Insley Evans was hired by the Cavalier County Memorial Hospital to manage the lab starting in early September. Evans is originally from Miami, Florida, and grew up in the military.
“I’m a military child,” said Evans, “so naturally I went to 14 elementary schools, 8 middle schools, and 5 high schools.” Evans had planned on a career in medicine, but a significant event altered his path.
“To be honest with you, I wanted to be a pediatrician before I joined the military,” he said, “but then my sister was born premature, one pound, 11 ounces, and it changed my mentality because she was able to fit in my hand. So I didn’t want to be a pediatrician anymore, so I decided to go regular enlisted, and I decided to join the military from that standpoint at the age of 17.”
Evans said he got his training through the military at Fort Sam Houston Brooke Army Medical Center. He has worked in other towns across the state in previous years.

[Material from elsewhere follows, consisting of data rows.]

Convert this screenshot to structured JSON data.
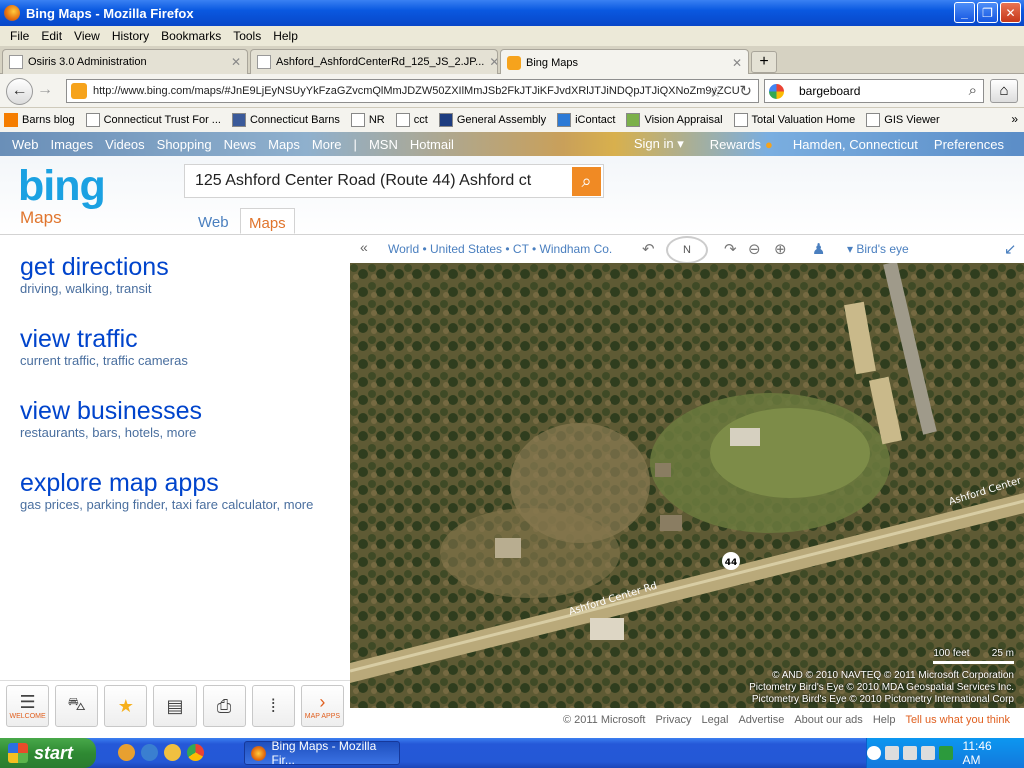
{
  "window": {
    "title": "Bing Maps - Mozilla Firefox"
  },
  "menu": [
    "File",
    "Edit",
    "View",
    "History",
    "Bookmarks",
    "Tools",
    "Help"
  ],
  "tabs": [
    {
      "label": "Osiris 3.0 Administration"
    },
    {
      "label": "Ashford_AshfordCenterRd_125_JS_2.JP..."
    },
    {
      "label": "Bing Maps"
    }
  ],
  "nav": {
    "url": "http://www.bing.com/maps/#JnE9LjEyNSUyYkFzaGZvcmQlMmJDZW50ZXIlMmJSb2FkJTJiKFJvdXRlJTJiNDQpJTJiQXNoZm9yZCU",
    "search": "bargeboard"
  },
  "bookmarks": [
    "Barns blog",
    "Connecticut Trust For ...",
    "Connecticut Barns",
    "NR",
    "cct",
    "General Assembly",
    "iContact",
    "Vision Appraisal",
    "Total Valuation Home",
    "GIS Viewer"
  ],
  "bing": {
    "topnav": [
      "Web",
      "Images",
      "Videos",
      "Shopping",
      "News",
      "Maps",
      "More",
      "|",
      "MSN",
      "Hotmail"
    ],
    "signin": "Sign in ▾",
    "rewards": "Rewards",
    "location": "Hamden, Connecticut",
    "preferences": "Preferences",
    "logo": "bing",
    "section": "Maps",
    "query": "125 Ashford Center Road (Route 44) Ashford ct",
    "tabs": [
      "Web",
      "Maps"
    ]
  },
  "tasks": [
    {
      "title": "get directions",
      "sub": "driving, walking, transit"
    },
    {
      "title": "view traffic",
      "sub": "current traffic, traffic cameras"
    },
    {
      "title": "view businesses",
      "sub": "restaurants, bars, hotels, more"
    },
    {
      "title": "explore map apps",
      "sub": "gas prices, parking finder, taxi fare calculator, more"
    }
  ],
  "tools": [
    {
      "label": "WELCOME",
      "icon": "list-icon"
    },
    {
      "label": "",
      "icon": "car-icon"
    },
    {
      "label": "",
      "icon": "star-icon"
    },
    {
      "label": "",
      "icon": "card-icon"
    },
    {
      "label": "",
      "icon": "printer-icon"
    },
    {
      "label": "",
      "icon": "traffic-light-icon"
    },
    {
      "label": "MAP APPS",
      "icon": "chevron-right-icon"
    }
  ],
  "map": {
    "breadcrumb": "World • United States • CT • Windham Co.",
    "view": "Bird's eye",
    "road_labels": [
      "Ashford Center Rd",
      "Ashford Center",
      "44"
    ],
    "scale": [
      "100 feet",
      "25 m"
    ],
    "attribution": [
      "© AND  © 2010 NAVTEQ  © 2011 Microsoft Corporation",
      "Pictometry Bird's Eye © 2010 MDA Geospatial Services Inc.",
      "Pictometry Bird's Eye © 2010 Pictometry International Corp"
    ]
  },
  "footer": [
    "© 2011 Microsoft",
    "Privacy",
    "Legal",
    "Advertise",
    "About our ads",
    "Help",
    "Tell us what you think"
  ],
  "taskbar": {
    "start": "start",
    "item": "Bing Maps - Mozilla Fir...",
    "clock": "11:46 AM"
  }
}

“I’ve practically lived all over North Dakota,” he said. “This is actually my third tour here. My first tour to ND was in 2009. I worked at Devils Lake Mercy Hospital, and from there I practically worked all over the state of ND. I’ve been a scientist for 24 years with the United States Army, and I haven’t looked back.” Evans said he worked in Montana prior to coming to Langdon and has decided to stay.
“I’m a travelling scientist,” said Evans. “I’m here permanently. Langdon is my retirement home. Jesus said it’s time to sit down and get stuff done, and so I’m going to relax, be patient, and wait on the Lord. Whatever he has planned, I want to try to be one of those individuals willing to do it.”
Evans has some goals for the lab and specific plans to achieve them.
“Having the ability to get any instrumentation allotted or afforded to us is key,” he said. “Being that we’re a critical access hospital, the objective naturally is that anyone that comes to the hospital should be able to get the service they need and not have to go out of town to get that service - small town feel with big city services. That’s really what I’m gearing up for here in town.”
“I do believe if you build it, they will come,” continues Evans. “We have an influx of Canadians and people coming into town because they heard of our services here, and they would much rather just come here than go to Grand Forks or Fargo or Minot. That’s doable. We want that opportunity.”